Evliyanın büyüklerinden Seyyid Muhammed Salih “kuddise sirruh” hazretlerine, bir gün bazı sevdikleri;
- Efendim, Müslüman nasıl olur? diye sordular.
Cevabında;
- Müslüman güleryüzlü, tatlı sözlü olur, buyurdu. Güler yüz ve tatlı sözün, dinimizin yayılmasında mühim yeri vardır. Zira böyle olmayan insanlar dine fazla faydalı olamazlar.
Sordular:
- Neden efendim?
- Çünkü bazı insanlar çok hassastır, çok duygusaldır. Ona bir sert bakarsanız, kalbi kırılır, üzülür, buyurdu.
Ve şöyle bitirdi:
- Güler yüz ve tatlı dil, Müslümanın şiarı, yani alametidir.
Karınca Hacca gidiyormuş
Bir gün de Allahü teâlânın razı olduğu yolu bulmaktan sordular bu zata.
Cevabında;
- Bu, nasip işidir, buyurdu.
Ve şunu anlattı onlara:
Karınca, hacca gitmeye karar vermiş.
Kendsine sormuşlar:
- Sen bu halinle hacca nasıl gidersin?
- Neden gitmiyeyim?
- Ömrün yetmez.
- Kolayı var.
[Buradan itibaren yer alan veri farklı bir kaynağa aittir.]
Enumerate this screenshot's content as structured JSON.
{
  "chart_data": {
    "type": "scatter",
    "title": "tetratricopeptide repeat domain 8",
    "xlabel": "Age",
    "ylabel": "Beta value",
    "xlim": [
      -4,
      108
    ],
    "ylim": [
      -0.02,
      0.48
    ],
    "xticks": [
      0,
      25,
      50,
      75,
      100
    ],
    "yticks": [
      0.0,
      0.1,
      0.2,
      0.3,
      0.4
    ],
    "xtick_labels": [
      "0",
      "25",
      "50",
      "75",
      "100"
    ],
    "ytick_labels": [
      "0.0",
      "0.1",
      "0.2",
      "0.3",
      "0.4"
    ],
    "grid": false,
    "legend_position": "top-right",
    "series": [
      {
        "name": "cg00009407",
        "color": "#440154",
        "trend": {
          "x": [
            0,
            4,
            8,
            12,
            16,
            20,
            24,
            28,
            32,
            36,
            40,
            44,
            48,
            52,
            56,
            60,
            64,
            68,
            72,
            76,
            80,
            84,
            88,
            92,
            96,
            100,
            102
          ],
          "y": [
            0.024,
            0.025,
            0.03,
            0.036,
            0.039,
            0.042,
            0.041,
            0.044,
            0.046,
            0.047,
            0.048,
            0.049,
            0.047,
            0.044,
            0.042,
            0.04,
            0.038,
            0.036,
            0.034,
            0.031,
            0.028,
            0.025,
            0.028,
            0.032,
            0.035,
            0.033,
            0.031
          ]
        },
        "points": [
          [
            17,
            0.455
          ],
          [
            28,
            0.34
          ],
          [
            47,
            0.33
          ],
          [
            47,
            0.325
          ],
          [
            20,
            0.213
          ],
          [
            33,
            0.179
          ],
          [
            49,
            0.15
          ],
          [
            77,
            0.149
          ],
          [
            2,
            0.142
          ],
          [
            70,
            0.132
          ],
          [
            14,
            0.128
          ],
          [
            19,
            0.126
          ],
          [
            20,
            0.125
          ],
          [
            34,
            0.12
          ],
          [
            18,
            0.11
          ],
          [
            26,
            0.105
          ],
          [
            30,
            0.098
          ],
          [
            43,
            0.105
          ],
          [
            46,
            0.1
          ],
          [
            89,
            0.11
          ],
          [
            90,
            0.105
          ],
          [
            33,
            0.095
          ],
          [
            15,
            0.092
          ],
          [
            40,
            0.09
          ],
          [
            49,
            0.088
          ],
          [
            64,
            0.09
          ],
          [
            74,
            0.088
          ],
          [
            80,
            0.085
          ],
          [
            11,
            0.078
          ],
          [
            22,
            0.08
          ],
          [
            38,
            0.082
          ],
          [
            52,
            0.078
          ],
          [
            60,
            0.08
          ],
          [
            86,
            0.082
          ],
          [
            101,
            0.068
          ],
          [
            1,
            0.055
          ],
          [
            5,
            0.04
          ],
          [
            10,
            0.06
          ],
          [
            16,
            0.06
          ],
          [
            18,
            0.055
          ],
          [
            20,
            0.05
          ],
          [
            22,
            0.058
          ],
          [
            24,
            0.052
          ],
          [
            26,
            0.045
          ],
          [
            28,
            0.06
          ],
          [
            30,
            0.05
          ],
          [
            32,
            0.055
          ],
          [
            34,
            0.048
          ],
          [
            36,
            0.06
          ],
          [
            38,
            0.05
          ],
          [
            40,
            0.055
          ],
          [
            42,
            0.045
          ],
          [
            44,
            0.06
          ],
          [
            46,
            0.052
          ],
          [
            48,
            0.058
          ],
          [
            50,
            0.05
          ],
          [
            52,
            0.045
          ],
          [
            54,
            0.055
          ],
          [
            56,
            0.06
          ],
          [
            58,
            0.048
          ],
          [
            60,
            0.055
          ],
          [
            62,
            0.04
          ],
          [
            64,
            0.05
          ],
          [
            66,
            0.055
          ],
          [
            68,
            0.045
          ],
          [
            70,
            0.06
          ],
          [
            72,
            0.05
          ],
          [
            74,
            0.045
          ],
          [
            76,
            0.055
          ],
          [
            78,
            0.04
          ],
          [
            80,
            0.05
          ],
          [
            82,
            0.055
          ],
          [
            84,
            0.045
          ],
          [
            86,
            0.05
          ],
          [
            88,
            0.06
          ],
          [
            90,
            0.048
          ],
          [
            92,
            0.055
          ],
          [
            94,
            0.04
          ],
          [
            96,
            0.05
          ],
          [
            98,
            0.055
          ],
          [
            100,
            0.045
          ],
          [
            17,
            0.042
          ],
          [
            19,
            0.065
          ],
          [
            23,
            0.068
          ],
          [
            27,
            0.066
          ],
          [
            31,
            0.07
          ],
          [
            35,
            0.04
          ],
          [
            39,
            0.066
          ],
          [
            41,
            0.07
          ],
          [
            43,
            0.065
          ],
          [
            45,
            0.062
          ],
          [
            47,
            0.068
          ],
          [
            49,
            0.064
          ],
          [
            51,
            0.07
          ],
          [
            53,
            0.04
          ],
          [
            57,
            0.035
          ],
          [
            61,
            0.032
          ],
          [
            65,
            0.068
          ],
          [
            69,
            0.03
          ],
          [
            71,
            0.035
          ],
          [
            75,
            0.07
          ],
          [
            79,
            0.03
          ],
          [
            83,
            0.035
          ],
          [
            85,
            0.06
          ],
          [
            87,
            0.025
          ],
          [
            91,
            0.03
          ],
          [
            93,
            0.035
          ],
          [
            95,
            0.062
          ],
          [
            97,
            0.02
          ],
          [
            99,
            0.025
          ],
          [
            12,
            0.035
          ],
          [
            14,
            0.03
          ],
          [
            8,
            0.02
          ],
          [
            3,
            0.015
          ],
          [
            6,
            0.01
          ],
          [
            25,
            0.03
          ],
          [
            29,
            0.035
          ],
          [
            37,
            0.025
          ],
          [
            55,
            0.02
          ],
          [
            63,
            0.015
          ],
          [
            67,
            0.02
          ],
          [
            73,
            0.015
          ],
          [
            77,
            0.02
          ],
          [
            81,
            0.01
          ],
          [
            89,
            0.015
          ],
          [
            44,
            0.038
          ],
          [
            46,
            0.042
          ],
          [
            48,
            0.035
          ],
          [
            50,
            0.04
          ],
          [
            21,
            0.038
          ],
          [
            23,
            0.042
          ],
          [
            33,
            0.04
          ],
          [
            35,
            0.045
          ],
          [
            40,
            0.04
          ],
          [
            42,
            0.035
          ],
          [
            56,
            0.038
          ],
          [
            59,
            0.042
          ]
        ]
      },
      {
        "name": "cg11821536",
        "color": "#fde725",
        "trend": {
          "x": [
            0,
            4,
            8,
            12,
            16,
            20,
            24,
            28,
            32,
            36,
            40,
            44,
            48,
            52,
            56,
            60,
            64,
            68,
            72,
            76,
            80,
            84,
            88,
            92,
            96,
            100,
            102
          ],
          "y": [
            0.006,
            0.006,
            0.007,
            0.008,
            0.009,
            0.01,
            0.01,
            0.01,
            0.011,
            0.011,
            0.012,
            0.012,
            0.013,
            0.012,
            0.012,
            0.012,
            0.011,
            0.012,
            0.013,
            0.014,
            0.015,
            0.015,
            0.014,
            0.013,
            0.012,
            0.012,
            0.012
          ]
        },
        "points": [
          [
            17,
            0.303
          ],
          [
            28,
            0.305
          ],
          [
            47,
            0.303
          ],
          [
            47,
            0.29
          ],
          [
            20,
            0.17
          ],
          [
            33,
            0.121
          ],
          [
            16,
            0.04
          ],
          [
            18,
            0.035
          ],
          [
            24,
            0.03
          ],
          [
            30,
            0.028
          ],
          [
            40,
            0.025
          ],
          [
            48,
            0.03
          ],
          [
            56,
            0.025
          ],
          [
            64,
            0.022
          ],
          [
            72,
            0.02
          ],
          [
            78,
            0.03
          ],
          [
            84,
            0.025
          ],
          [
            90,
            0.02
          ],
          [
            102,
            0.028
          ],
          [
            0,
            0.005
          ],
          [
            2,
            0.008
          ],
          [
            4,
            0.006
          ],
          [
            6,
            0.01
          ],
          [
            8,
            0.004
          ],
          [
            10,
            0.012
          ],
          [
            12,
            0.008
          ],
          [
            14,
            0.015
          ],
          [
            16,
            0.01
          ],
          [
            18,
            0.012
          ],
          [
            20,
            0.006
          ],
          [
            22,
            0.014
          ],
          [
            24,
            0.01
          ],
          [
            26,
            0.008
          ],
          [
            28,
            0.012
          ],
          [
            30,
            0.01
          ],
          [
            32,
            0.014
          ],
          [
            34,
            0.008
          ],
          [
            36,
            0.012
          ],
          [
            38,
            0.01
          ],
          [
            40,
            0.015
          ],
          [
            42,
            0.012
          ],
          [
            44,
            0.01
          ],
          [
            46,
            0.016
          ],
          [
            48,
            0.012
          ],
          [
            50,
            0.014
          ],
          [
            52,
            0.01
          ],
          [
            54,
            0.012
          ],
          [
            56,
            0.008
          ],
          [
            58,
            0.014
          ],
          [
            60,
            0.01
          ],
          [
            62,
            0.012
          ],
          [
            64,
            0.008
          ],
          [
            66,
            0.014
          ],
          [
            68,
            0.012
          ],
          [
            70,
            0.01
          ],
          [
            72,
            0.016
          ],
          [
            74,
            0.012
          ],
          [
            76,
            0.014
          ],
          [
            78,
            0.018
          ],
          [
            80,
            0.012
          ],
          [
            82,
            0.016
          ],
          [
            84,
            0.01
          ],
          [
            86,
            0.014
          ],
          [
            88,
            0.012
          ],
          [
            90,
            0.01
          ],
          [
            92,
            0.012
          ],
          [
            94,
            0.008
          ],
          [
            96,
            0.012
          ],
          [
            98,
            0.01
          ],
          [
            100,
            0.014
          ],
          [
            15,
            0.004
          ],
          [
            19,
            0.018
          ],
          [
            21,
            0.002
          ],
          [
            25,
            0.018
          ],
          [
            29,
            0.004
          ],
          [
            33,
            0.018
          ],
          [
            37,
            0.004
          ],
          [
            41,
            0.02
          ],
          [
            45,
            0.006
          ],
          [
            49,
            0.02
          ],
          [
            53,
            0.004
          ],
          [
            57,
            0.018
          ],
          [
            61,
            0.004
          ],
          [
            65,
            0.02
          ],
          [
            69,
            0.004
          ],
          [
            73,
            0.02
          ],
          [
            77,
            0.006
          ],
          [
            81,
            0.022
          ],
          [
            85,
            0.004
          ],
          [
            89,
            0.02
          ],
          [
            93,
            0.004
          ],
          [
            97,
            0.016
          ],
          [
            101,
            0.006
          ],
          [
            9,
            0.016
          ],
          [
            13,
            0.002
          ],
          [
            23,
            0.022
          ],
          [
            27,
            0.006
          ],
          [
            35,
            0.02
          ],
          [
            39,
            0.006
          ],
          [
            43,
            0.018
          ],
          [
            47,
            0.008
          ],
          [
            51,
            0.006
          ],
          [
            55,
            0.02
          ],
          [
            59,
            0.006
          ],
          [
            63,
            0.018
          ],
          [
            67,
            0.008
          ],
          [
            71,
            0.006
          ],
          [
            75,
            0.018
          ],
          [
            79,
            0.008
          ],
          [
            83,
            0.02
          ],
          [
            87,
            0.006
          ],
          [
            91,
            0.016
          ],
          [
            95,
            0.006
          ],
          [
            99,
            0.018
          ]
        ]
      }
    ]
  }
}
Bir güvercine takılır, giderim.
Ve bunu açıkladı:
- İşte bunun gibi Allahü teâlâ bir kulunu, böyle karınca iken, uçan bir kuşa rast getirirse, o kişi Kâbeyi bulabilir. Yani Rabbimizin rızasının nerede olduğunu öğrenir. Dünyada en zor iş, budur.
Şöyle bitirdi:
- Ama dua etmeli, “Yâ Rabbi, bana doğruyu doğru bildir, yanlışı yanlış bildir”, diye dua etmelidir.
Allah için yapılmazsa…
Bir gün de;
- Kardeşlerim, şu dünyada Allah için yapılmayan hiçbir işte tad yoktur, buyurdu.
Sordular:
- Allah için yapılırsa efendim?
- Allah için yapılan her iş, ahiretten sayılır.
- Sırf dünya için yapılırsa efendim?
- O zaman bir Hiçtir. Çünkü dünya, hayaldir, fanidir, aldatıcıdır, vefasızdır. Arkasına takılanlara en büyük fenalığı yapar.